Analysis of failures
There are several reasons for incomplete symptomatic relief after endoscopic management of a pharyngoesophageal diverticulum. A first cause of failure is the existence of a very short common wall to be cut (<3 cm), a condition that precludes a sufficiently long esophageal myotomy. A second reason for failure is the maintenance of the wrinkled diverticular wall, ie a rather large amount of non-contractile tissue at the level where normally, peristaltic esophageal contractions start. This is particularly true after division of the common wall of a large diverticulum. A third reason is an insufficient division of the common wall, which leaves a long residual spur at the bottom of the common cavity with persistence of stasis. In this respect, application of the modified 30 mm stapler allows the cutting of the common wall over its whole length, only leaving a 3 mm spur at the bottom of the common cavity, ie just enough to avoid perforation.
9. Conclusions
The endoscopic stapling technique of division of the common wall of a pharyngoesophageal diverticulum is safe and can be applied to patients with a diverticulum >=3 cm, unless the existence of a narrow oropharyngeal channel precludes the introduction of the diverticuloscope into both diverticular and esophageal lumina. It allows early postoperative discharge without neck scarring. This procedure can even be done ambulatorily in healthy patients.

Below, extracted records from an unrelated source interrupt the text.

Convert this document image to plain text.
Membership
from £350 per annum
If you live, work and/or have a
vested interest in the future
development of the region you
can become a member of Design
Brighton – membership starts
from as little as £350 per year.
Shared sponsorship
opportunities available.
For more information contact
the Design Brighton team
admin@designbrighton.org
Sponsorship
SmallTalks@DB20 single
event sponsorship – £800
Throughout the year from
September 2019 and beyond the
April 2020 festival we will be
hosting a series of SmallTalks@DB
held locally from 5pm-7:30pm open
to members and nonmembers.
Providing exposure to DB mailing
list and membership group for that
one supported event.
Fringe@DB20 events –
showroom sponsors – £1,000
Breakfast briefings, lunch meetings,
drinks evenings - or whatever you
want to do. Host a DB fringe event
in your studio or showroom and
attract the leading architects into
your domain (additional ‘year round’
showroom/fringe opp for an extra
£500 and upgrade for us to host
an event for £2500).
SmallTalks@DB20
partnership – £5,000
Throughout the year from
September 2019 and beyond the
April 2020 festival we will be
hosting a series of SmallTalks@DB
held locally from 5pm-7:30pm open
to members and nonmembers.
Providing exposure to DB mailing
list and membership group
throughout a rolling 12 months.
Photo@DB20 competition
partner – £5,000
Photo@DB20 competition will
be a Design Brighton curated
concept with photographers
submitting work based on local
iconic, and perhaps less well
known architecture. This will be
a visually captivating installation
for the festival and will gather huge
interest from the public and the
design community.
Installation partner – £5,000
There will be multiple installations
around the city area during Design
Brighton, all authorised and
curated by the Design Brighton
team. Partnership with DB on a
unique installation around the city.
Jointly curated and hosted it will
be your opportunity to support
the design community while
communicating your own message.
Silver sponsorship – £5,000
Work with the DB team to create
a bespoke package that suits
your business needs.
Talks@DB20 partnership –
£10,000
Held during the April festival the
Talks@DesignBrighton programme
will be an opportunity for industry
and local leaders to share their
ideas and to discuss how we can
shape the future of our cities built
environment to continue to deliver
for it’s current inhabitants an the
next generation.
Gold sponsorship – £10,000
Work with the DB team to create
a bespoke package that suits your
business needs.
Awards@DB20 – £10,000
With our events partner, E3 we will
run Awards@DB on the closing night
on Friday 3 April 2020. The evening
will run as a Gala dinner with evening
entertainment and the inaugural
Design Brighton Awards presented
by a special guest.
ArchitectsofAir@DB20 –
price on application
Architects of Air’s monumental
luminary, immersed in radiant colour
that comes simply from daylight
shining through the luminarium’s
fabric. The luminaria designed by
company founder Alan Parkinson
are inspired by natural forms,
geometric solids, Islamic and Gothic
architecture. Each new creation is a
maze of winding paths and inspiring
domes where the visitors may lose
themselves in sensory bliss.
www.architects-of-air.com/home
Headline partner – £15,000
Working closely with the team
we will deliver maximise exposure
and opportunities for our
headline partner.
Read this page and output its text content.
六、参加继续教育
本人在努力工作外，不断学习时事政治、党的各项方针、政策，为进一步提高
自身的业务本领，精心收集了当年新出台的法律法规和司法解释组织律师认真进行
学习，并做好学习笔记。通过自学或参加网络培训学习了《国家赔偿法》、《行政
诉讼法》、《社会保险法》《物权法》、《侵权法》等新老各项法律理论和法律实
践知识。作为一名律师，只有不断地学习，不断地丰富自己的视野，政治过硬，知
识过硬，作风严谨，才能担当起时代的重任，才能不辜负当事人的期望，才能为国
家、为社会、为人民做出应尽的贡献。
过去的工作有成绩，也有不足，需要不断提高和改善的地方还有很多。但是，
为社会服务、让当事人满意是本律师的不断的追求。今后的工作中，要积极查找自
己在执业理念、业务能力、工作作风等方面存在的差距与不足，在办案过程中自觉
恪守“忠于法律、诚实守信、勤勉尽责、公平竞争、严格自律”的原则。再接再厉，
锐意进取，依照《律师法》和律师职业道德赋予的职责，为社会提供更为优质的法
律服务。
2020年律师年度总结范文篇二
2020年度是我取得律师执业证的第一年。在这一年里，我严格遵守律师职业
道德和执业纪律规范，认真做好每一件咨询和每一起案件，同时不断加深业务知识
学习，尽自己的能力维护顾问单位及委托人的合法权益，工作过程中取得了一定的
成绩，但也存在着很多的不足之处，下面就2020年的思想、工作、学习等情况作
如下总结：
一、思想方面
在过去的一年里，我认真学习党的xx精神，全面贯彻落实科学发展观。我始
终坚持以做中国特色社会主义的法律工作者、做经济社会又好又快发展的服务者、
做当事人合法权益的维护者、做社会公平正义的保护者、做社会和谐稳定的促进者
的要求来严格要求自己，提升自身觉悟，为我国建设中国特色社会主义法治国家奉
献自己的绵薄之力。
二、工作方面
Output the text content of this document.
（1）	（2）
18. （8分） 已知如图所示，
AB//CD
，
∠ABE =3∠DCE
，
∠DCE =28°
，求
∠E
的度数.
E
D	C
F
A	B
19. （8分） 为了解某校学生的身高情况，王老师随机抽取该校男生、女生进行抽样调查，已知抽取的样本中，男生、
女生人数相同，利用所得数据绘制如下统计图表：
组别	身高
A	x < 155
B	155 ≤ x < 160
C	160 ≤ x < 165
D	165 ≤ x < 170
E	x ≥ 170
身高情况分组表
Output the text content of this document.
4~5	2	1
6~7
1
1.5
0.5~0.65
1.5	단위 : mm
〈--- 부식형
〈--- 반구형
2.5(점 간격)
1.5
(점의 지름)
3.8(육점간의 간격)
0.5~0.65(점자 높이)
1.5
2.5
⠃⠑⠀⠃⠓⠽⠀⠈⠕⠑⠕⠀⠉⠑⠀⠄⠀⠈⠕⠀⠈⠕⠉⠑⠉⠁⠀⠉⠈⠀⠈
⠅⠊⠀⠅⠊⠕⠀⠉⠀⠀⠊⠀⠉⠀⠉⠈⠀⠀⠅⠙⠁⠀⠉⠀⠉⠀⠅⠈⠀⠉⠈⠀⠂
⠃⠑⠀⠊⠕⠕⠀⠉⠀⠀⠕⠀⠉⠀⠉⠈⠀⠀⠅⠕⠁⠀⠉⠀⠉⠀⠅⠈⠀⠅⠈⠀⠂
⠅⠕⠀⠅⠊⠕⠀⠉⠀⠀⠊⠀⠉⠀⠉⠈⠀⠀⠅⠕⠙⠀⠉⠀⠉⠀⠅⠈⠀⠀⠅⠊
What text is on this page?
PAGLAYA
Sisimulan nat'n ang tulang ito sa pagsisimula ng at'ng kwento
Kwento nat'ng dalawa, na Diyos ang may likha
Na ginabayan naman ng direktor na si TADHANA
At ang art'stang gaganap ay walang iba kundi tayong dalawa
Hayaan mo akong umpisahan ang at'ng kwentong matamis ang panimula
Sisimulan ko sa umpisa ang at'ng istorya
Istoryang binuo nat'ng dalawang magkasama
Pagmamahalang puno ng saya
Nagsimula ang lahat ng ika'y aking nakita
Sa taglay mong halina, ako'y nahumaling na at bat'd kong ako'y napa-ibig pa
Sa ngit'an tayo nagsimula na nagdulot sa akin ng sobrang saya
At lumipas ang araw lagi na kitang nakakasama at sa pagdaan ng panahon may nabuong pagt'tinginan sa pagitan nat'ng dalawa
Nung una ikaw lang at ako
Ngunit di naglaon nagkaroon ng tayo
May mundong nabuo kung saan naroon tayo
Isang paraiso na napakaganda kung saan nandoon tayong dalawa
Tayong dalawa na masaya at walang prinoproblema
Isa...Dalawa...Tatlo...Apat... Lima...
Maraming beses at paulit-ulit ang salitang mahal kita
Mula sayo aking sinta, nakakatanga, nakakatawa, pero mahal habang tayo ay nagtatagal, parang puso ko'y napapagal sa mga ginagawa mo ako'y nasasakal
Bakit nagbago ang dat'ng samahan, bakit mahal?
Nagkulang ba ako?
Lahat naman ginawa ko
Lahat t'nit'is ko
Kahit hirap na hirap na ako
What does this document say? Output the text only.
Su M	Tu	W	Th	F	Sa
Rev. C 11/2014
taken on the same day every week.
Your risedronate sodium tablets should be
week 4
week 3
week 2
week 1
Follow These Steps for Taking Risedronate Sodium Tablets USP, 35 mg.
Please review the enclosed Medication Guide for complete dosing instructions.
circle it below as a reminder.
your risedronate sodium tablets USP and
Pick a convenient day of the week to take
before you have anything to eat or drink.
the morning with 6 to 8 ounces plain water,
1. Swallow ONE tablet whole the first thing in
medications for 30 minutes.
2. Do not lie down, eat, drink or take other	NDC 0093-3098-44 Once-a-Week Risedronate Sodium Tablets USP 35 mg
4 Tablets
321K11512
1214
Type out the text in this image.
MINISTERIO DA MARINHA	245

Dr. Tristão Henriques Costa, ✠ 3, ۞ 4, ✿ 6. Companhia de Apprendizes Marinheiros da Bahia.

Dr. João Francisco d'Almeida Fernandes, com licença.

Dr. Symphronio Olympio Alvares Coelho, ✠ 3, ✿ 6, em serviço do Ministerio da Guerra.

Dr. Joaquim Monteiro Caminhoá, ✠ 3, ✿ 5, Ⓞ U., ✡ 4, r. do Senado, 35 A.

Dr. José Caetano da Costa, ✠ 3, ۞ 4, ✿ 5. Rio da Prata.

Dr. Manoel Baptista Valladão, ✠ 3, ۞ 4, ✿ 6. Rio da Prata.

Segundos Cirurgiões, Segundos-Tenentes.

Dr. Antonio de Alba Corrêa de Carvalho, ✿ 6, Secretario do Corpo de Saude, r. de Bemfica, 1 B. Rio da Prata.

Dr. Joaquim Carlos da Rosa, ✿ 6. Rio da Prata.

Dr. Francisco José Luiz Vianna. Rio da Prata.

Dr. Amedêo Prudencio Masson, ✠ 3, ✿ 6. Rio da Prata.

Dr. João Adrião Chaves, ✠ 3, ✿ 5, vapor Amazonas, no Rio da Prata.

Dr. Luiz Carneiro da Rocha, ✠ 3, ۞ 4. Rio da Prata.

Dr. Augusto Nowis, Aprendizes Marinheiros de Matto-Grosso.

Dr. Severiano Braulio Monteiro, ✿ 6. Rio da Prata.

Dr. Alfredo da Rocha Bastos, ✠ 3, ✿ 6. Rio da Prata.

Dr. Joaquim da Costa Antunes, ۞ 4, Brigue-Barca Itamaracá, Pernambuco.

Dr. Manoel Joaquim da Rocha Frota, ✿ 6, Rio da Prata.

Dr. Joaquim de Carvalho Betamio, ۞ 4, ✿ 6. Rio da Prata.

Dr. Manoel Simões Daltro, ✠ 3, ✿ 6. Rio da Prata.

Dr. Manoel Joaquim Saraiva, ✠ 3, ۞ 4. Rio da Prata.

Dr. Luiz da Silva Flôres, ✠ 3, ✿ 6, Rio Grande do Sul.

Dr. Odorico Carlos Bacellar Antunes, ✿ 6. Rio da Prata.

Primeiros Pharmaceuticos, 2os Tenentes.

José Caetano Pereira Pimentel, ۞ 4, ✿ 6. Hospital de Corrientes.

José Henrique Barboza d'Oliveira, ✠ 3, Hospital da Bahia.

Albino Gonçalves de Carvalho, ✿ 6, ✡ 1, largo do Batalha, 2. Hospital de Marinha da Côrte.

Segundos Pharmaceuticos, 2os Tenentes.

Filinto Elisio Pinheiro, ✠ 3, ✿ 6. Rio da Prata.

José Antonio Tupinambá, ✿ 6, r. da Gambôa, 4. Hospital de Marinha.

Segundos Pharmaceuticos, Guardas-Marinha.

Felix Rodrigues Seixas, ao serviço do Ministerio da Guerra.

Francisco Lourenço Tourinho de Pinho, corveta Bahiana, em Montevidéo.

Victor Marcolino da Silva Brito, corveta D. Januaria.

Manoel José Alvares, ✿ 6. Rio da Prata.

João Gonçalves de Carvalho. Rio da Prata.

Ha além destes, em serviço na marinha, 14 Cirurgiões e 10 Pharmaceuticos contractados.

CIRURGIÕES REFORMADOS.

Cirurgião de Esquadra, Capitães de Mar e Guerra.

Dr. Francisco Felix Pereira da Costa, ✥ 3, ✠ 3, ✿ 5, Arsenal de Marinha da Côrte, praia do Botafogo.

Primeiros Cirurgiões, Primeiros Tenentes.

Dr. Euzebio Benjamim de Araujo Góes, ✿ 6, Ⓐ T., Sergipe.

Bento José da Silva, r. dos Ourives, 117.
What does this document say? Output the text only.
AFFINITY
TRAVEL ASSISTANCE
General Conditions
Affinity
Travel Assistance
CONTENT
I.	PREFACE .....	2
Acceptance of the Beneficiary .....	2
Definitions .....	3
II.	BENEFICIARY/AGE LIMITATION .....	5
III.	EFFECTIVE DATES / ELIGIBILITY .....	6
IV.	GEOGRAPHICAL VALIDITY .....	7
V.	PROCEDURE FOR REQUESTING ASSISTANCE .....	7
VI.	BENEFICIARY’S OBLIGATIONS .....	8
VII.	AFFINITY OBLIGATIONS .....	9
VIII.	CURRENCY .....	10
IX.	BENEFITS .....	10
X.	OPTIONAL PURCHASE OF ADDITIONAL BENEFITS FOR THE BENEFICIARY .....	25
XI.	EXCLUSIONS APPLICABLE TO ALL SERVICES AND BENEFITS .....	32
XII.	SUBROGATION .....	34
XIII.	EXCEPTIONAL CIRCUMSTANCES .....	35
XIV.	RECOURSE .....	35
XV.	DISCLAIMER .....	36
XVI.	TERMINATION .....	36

However, our own experience of 184 patients who were treated using 6 different operative techniques indicates clearly that any patient seeking consultation for a pharyngoesophageal diverticulum must be informed preoperatively of the higher risks of minor residual symptoms after an endoscopic approach, as opposed to a transcervical operation. Consequently, the endoscopic stapling technique of division of a pharyngoesophageal diverticulum should be reserved for high-risk elderly patients, those with a history of previous neck surgery and those with a giant diverticulum that would require an extended upper mediastinal dissection if approached from the neck. In young people, however, the transcervical myotomy-pexy technique seems to be the procedure of choice because it offers better chances of complete symptomatic relief than the endoscopic approach while requiring a similarly short postoperative hospital stay and also allowing oral feeding as early as a few hours after the operation.